18 July 2019 #Information Technology
The role out of 5G is set to drive forward the concept of driverless technology and smart cities. Increased speeds at which data can be shared between a vehicle – for example a sensor detecting a hazard and that data being uploaded to the Cloud, is approximately 50 times faster than under a 4G connection.
This almost instant upload speed means not only will autonomous vehicles be able to be controlled in real time through the Cloud, but the way in which vehicles can communicate with each other will enable towns and cities to implement pro-active traffic management – your driverless vehicle will be able to get you from A – B using the most efficient route by analysing real time traffic data collected and fed back from other autonomous vehicles and sensor technology embedded around the road network.
The advent of 5G has already seen the likes of Ford and Audi partner to develop vehicles that “talk” to traffic lights.

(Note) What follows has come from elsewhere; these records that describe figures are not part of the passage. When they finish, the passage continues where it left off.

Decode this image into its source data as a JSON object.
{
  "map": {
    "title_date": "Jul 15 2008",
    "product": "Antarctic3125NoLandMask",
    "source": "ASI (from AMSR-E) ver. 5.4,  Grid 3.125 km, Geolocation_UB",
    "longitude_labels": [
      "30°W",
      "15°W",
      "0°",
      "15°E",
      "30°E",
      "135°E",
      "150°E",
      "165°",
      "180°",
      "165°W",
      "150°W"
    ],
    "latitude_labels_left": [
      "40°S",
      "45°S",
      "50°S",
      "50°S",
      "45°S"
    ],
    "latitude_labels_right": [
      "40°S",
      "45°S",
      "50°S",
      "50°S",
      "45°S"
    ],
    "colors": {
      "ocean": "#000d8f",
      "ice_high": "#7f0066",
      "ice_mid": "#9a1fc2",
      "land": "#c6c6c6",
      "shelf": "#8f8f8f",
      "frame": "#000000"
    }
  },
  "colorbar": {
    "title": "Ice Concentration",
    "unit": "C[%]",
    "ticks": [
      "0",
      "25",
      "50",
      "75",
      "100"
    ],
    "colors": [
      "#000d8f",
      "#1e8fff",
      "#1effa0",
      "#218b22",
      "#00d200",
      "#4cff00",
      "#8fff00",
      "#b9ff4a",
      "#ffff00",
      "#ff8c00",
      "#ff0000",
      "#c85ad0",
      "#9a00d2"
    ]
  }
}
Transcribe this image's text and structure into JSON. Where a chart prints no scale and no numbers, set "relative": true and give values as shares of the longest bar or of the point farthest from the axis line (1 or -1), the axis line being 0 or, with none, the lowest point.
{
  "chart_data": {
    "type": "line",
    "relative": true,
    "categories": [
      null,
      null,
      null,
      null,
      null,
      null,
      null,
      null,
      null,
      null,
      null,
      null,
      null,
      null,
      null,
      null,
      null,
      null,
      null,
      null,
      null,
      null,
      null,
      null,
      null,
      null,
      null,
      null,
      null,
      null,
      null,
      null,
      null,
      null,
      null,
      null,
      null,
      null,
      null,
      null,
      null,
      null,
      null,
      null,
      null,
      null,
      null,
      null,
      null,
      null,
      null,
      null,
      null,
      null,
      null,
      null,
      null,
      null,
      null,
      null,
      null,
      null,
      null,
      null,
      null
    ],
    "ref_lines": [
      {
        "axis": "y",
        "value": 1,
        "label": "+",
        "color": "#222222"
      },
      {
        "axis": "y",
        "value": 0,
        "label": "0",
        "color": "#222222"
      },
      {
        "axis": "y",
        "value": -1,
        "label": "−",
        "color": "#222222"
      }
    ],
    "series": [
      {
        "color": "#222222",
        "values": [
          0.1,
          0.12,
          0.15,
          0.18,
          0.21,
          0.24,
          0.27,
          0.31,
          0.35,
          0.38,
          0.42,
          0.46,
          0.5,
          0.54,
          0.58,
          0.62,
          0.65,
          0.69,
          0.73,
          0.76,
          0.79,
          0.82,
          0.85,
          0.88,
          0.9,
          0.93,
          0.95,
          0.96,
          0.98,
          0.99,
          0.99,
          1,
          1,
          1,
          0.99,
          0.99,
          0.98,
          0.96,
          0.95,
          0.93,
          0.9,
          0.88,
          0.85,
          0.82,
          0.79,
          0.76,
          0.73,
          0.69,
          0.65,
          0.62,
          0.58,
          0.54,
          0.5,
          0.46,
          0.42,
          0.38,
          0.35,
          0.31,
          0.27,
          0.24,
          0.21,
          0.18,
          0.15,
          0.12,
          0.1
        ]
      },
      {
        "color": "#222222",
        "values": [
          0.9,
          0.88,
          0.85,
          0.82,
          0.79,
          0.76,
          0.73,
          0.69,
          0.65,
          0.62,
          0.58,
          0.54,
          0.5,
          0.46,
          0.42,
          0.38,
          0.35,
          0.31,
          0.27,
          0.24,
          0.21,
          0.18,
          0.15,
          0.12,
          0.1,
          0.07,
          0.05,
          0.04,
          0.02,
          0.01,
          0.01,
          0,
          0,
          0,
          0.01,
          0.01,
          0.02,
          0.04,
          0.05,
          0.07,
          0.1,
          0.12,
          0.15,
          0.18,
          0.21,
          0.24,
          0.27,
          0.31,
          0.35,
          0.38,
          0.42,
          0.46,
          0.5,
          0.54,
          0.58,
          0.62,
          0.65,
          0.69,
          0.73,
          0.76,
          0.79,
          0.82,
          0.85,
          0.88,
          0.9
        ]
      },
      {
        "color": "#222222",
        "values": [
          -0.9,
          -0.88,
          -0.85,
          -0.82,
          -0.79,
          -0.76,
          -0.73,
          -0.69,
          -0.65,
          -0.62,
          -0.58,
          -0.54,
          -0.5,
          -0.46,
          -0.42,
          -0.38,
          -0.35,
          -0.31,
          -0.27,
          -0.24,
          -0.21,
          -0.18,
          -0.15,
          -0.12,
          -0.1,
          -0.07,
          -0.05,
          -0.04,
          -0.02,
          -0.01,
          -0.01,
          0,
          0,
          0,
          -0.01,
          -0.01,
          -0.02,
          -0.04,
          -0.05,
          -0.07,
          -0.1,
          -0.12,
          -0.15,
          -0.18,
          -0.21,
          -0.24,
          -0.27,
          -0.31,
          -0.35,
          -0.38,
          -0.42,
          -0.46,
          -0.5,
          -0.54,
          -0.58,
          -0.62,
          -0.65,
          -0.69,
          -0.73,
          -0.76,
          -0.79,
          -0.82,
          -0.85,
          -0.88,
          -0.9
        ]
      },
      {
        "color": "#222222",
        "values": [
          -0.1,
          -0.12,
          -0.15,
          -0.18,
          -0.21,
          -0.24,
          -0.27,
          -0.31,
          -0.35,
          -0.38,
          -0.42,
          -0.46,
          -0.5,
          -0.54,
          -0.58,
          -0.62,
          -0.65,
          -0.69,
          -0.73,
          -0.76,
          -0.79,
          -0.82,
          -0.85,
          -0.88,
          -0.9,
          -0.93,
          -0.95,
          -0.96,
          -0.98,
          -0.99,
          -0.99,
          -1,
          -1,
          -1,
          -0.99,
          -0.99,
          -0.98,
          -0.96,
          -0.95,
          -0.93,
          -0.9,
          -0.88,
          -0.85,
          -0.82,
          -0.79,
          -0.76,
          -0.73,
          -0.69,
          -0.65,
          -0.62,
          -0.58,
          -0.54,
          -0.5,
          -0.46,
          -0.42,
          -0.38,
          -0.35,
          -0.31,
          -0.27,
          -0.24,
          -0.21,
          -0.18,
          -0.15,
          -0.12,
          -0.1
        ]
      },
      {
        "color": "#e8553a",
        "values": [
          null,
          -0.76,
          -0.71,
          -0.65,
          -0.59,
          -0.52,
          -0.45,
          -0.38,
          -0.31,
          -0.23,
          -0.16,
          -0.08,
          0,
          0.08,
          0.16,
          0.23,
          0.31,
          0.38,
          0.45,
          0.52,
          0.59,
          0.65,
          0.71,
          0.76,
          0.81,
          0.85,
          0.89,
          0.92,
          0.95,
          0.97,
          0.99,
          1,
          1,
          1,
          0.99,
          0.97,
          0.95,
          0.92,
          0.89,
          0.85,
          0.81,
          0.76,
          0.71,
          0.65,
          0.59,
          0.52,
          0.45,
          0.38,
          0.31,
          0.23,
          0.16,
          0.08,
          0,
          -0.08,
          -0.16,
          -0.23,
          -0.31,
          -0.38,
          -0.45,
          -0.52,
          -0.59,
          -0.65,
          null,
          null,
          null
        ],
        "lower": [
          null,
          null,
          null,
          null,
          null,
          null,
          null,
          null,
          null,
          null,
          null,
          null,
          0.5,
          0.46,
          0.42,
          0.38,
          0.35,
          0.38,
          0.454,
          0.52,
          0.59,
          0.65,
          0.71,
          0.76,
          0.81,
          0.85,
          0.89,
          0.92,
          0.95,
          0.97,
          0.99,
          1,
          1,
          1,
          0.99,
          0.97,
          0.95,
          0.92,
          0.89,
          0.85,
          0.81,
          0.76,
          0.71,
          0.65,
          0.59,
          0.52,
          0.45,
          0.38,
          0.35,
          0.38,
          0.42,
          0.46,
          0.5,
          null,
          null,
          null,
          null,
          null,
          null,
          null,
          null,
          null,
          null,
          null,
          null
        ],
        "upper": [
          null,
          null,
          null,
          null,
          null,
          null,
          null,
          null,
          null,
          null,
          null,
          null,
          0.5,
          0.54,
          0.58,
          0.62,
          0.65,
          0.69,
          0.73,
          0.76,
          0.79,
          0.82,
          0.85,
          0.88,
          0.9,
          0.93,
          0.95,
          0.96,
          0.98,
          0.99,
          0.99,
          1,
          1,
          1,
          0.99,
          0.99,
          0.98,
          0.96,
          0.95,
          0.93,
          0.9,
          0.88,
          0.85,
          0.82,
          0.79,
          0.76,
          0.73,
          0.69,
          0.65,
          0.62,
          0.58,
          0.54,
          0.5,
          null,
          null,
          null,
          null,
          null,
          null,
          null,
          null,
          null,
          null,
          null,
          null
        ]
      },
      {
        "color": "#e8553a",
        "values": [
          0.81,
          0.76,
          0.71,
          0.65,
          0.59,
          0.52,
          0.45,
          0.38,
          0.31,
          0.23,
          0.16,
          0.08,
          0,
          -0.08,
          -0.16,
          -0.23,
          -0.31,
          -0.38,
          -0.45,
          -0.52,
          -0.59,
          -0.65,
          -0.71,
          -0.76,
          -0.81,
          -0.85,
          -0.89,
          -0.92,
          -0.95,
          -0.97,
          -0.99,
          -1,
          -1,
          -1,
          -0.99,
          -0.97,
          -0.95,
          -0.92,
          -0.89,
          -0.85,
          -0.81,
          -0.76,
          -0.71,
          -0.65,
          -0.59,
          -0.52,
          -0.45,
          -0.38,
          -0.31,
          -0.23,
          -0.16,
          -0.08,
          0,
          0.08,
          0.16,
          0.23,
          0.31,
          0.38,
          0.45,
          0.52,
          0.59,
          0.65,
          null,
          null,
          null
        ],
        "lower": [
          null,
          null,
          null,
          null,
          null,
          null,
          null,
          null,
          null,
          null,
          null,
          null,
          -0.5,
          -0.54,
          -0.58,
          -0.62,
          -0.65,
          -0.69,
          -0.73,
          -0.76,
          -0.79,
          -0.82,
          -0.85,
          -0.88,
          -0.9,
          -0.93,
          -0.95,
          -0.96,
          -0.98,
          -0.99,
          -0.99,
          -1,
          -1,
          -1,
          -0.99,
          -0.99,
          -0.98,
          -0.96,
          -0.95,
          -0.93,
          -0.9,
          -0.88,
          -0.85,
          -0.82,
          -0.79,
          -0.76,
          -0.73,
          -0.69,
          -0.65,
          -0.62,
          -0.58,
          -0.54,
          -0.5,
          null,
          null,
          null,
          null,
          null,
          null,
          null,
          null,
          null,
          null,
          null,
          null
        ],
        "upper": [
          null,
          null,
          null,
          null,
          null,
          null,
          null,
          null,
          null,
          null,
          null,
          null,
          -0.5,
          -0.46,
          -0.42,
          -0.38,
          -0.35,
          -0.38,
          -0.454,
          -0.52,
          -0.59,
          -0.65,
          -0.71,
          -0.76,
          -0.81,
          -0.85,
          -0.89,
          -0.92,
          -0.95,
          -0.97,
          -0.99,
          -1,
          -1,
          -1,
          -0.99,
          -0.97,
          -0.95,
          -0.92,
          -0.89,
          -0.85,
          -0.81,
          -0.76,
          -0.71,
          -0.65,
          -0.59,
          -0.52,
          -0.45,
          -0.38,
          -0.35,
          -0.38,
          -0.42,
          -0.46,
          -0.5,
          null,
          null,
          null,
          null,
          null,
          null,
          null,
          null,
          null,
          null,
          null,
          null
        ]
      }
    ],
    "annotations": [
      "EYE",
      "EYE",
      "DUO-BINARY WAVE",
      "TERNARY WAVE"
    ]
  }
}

BMW have announced a partnership with China Unicom to build an Internet of Vehicles and Volvo through their partnership with Ericsson are also testing the use of autonomous commercial vehicles in a facility in Sweden.
The application of this technology in transportation seems almost infinite and is likely to change the criteria on which a vehicle is chosen – driving performance, it would seem, will be a redundant consideration.
In conclusion, whilst 5G is likely to revolutionize the automotive industry and bring autonomous vehicles with their efficiencies and positive environmental benefits, there are going to be increased challenges around data protection and privacy – 5G will require more network sites which means that location data will be more accurately collated by those that you want and potentially, those that you don’t want.